In a Financial Times review (“A Splendid Exchange,” Aug. 9, 2008) on the book A Splendid Exchange: How Trade Has Shaped The World From Prehistory To The Present (by William Bernstein), Hugh Carnegy pointedly lays down this fact:

“What is striking is that for much of history, trade was built on conquest and often violently enforced monopolies — not least when Europeans were involved. The urge to ‘truck, barter and exchange,’ as Adam Smith described it, is all very well. But until recently, the much stronger urge was to grab and control by force the trade in goods needed either for basic economic and military needs or for the accumulation of wealth. Even what Bernstein calls the Pax Islamica — some seven centuries of Arab supremacy that established a settled and sophisticated trading empire from the east Mediterranean to the Far East — was built on naval supremacy and bold military action. This ended in 1498 when Vasco da Gama sailed round the southern tip of Africa to reopen European access to the Indian Ocean and beyond.”
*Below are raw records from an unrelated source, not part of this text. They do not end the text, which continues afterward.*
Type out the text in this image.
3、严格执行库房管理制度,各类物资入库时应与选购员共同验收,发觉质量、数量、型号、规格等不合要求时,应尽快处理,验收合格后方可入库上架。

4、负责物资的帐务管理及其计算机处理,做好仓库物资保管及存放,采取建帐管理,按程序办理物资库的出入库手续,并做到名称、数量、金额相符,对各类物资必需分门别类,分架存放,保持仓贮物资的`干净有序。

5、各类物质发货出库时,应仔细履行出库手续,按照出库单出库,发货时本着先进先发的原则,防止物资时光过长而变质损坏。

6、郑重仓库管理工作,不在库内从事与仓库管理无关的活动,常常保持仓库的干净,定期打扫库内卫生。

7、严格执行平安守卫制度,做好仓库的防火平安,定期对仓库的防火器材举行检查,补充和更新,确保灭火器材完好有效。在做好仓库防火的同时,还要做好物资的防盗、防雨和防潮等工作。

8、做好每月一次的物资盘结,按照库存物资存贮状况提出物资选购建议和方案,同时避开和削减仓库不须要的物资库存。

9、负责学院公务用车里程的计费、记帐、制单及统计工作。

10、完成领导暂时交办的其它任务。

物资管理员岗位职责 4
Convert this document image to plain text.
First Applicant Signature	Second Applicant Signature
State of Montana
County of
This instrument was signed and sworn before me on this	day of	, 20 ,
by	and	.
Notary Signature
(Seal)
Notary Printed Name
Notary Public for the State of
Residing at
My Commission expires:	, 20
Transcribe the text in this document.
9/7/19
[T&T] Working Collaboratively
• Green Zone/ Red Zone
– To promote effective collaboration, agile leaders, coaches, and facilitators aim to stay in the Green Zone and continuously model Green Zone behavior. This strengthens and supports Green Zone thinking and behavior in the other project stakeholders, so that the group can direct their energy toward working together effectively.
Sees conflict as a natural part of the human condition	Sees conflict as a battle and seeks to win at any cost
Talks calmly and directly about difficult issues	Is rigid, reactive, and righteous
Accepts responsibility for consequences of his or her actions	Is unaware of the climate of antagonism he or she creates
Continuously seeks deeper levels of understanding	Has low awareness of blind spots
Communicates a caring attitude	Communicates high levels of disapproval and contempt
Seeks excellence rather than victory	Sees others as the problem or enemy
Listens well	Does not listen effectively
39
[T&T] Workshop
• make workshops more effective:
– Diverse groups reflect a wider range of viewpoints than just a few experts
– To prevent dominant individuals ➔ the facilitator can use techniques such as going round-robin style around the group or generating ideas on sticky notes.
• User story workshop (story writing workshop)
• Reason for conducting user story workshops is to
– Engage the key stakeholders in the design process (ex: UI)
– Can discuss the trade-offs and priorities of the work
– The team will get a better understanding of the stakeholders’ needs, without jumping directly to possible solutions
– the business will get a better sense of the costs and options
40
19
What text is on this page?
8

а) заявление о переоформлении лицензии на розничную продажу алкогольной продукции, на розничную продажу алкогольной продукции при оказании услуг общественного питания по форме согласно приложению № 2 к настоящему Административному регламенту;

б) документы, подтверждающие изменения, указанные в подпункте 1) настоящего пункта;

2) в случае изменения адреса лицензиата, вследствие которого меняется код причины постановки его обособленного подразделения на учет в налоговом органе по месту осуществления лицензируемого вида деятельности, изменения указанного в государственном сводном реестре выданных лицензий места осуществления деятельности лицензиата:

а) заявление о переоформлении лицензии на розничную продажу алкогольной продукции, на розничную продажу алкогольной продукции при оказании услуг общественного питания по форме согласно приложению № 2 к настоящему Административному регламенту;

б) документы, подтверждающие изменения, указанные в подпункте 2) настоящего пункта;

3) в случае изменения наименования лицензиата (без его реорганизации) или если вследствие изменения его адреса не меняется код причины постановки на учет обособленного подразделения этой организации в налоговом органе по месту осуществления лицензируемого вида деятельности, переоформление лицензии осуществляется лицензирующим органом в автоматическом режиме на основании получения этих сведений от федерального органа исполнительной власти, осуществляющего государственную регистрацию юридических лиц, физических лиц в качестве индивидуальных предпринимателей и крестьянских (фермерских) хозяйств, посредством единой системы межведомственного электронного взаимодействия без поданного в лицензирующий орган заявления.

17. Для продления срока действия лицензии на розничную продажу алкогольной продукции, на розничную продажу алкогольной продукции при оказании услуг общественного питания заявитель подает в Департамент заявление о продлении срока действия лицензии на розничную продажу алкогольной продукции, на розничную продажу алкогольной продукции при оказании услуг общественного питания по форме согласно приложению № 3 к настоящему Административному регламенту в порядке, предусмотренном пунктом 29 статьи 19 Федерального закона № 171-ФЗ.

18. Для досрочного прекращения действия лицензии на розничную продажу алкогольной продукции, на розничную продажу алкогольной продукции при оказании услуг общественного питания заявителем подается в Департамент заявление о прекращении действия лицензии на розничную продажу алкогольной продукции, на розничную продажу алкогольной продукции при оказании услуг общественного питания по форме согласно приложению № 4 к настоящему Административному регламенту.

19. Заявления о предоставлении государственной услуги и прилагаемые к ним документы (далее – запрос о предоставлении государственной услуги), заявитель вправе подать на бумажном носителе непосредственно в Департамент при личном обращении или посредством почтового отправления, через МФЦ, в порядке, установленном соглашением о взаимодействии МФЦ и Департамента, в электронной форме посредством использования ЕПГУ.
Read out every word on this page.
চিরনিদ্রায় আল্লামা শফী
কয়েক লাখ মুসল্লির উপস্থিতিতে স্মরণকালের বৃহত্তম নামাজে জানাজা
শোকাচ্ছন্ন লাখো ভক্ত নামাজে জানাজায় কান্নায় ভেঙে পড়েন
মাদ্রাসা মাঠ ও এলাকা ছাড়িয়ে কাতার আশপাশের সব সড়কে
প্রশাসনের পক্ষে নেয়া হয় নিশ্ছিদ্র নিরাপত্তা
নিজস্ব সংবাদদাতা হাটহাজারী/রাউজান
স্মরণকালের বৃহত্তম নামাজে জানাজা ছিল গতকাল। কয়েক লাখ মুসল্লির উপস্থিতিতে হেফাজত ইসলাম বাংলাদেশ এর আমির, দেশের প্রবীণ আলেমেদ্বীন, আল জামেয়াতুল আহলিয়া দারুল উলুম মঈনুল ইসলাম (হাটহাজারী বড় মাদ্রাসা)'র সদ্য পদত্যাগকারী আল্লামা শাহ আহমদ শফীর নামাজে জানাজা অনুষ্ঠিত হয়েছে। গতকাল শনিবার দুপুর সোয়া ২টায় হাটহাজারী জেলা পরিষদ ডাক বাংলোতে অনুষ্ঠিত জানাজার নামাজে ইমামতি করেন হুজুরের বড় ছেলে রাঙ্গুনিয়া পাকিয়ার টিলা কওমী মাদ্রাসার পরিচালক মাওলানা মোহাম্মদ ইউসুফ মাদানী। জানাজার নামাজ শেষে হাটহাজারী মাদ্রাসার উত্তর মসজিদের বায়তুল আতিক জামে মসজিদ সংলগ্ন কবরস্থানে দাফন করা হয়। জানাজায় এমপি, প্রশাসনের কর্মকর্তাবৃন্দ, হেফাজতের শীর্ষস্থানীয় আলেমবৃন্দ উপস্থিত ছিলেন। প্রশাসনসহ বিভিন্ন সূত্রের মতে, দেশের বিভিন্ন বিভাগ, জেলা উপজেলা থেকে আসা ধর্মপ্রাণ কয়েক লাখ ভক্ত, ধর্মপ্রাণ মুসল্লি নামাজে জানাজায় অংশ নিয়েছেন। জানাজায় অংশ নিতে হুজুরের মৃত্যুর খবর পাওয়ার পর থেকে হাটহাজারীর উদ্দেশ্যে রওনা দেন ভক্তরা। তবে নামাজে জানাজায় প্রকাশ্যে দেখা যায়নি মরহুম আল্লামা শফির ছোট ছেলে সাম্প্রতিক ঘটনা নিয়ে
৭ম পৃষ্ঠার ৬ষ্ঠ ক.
In essence, “brutality was a vital element in the development of trade and the successive empires built upon it — Roman, Arab, Mongol, Spanish, Dutch, British — culminating in the 18th and 19th century slave trade. Equally compelling is the sheer doggedness, courage and skill that characterized the pioneers of trade.”

Western ideas and values were spread not only due to their superiority but because their advocates were simply more adept at organized violence. And violence, to reiterate, isn’t a behavior exhibited by the West isn’t alone — it was everyone. The West was just better at it. It is violence and greed, admittedly coupled with philosophy or altruism, that motivated much of history. A lot of other countries’ culture, history, or origins were brought about by systematized mayhem.

The Māori make much of their “warrior culture,” hence the Haka war dance. And they reportedly did commit one of the worst genocides in history against the Moriori tribe of the Chatham Islands. Surely, the Moriori descendants are due reparations as well?

The point is that affirmative action/minority reparation type policies should have been gotten rid of long ago. If history indicates that literally everyone is entitled to it, such should mean no one is.

Jemy Gatdula is a lawyer specializing in international economic law and the law of armed conflict, as well as constitutional philosophy and jurisprudence.